Then the serious mood came back as the girl stared out at the meadows and growing grain of the "Eden" farmland. A sudden resolve had formed in her mind—Jerry Swaim the type all her own, not possible to forecast.

"Father wanted me to know what it means to be independent. I'll find out. If this 'Eden' can be so beautiful and profitable, what can I not make out of twelve hundred acres, in a New Eden? And it will be such a splendid lark, just the kind of thing I have always dreamed of doing. Aunt Jerry will say that I'm crazy, or that I'm Lesa Swaim's own child. Well, I am, but there's a big purpose back of it all, too, the purpose my father would have approved. He was all business—all money-making—in his purposes, it seemed to some folks, but I think mother knew how to keep him sweet. Maybe her adventurous spirit, and all that, kept her interesting to him, and her romancing kept him her lover, instead of their growing to be like Uncle Cornie and Aunt Jerry. There's something else in the world besides just getting property—'if a man went right with himself,' Uncle Cornie said. There was a good sermon in those seven words. Uncle Cornie preached more to me than the man who officiated at the funeral yesterday could ever do. 'If a man went right with himself.' And Eugene." A quick change swept Jerry Swaim's countenance. "He said he wanted to say something to me. I think I know what he wanted to say. Maybe he will say it some day, but not yet, not yet. Here he comes now."

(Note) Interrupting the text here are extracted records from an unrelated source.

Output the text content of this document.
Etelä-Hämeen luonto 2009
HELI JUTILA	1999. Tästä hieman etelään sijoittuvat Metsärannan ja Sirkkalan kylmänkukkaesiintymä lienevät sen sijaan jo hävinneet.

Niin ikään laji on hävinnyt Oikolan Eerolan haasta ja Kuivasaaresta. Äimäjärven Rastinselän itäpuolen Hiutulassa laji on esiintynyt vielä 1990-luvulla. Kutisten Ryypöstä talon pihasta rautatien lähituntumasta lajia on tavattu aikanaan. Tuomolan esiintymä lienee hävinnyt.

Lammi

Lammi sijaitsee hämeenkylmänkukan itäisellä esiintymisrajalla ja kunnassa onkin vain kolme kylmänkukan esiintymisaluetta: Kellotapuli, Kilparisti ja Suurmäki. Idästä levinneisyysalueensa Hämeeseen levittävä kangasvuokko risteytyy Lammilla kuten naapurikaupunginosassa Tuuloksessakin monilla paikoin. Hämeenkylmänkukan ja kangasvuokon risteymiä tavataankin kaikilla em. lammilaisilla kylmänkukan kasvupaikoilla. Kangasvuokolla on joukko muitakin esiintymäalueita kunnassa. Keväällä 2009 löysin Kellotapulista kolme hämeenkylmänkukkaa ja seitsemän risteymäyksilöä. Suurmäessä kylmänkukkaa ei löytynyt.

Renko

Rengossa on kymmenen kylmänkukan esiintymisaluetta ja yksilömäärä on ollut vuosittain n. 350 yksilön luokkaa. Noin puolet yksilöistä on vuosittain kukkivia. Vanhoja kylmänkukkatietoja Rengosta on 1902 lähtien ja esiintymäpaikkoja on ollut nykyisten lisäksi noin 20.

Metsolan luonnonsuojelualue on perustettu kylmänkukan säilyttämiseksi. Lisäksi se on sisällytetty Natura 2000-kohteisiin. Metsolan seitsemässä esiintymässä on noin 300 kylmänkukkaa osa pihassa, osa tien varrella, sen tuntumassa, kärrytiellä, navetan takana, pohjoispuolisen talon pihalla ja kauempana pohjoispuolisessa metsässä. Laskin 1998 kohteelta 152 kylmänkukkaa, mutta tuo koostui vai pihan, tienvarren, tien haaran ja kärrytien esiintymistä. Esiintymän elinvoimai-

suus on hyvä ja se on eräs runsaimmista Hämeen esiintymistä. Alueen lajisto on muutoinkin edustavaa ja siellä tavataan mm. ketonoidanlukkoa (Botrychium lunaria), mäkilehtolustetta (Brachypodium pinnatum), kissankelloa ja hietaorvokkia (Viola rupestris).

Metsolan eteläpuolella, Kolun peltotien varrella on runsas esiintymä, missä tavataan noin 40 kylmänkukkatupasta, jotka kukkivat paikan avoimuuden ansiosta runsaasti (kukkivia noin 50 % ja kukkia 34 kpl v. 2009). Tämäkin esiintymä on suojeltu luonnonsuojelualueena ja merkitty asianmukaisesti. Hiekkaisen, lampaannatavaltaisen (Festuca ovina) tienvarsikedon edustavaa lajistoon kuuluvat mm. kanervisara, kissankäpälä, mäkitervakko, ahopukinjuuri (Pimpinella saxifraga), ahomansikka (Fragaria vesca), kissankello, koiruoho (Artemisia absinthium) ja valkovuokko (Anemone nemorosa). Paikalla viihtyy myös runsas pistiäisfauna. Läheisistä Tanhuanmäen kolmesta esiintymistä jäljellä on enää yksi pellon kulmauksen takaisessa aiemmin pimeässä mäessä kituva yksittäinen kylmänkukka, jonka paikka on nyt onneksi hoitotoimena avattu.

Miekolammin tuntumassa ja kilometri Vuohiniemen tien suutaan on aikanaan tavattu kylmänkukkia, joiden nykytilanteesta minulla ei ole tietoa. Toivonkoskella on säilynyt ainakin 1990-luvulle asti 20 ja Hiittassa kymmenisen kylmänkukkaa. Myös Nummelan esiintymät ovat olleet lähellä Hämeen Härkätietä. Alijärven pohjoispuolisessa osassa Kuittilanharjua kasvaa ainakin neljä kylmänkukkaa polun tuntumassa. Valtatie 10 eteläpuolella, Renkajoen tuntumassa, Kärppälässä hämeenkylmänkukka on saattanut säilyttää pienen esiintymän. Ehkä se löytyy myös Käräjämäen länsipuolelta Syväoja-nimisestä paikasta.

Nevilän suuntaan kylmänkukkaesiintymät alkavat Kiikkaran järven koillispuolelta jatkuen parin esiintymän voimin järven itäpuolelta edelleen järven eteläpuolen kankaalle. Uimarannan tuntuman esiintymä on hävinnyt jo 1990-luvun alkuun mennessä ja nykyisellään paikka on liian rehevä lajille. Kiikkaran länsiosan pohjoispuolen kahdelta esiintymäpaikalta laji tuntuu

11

There was a something new, unguessable, and very sweet in Jerry Swaim's face as Eugene Wellington came striding down the walk to the rose-arbor.

"I'm through at last, little cousin," he declared, dropping into a seat beside her. "Really, Aunt Jerry is a wonderful woman. She seems to know most of the details of Uncle Cornie's business since he began in business. But now and then she runs against something that takes her breath away. Evidently Uncle Cornie knew a lot of things he didn't tell her or anybody else. She doesn't like to meet these things. It makes her cross. She sent me away just now in a huff because she was opening up a new line that I think she didn't want me to know anything about. Something that took her breath away at first glance. But she didn't have to coax me off the place. I ran out here when the chance came."

How handsome and well-groomed he was sitting there in the easy willow seat! And how good he had been to Mrs. Darby in these trying days! A dozen little services that her niece had overlooked had come naturally to his hand and mind.

The words of Uncle Cornie came into Jerry Swaim's mind as she looked at him: "He's a good fellow, with real talent, and he'll make a name for himself some day. He'll make a decent living, too, independent of anybody's aunts and uncles, but he's no stronger-willed nor smarter nor better than you are." A thrill of pleasure quickened her pulse at the recollection, making this new decision of hers the more firm.

"It has seemed like a month since we sat here the evening before Uncle Cornie passed away," Eugene began. "He made a bad discus-throw and came over here just as I began to tell you something, Jerry. Do you remember what we were saying when he appeared on the scene?"

"Yes, I remember." Jerry's voice was low, but there was no quaver in it.

Her face, as she lifted it, seemed to his eyes the one face he could never paint. For him it was the fulfilment of a man's best dream.

"There's only one grief in my heart at this minute—that I can never put your face as it is now on any canvas. But let me tell you some things that Aunt Jerry has been telling me. She seems so fond of you, and she says that after all the claims against your father's estate are settled there is really no income left for you. But she assures me that it makes no difference, because you can go on living with her exactly as you have always done. She told me she had never failed in the fruition of a single plan of hers, and she is too old to fail now. She has some plan for you—" The young artist hesitated.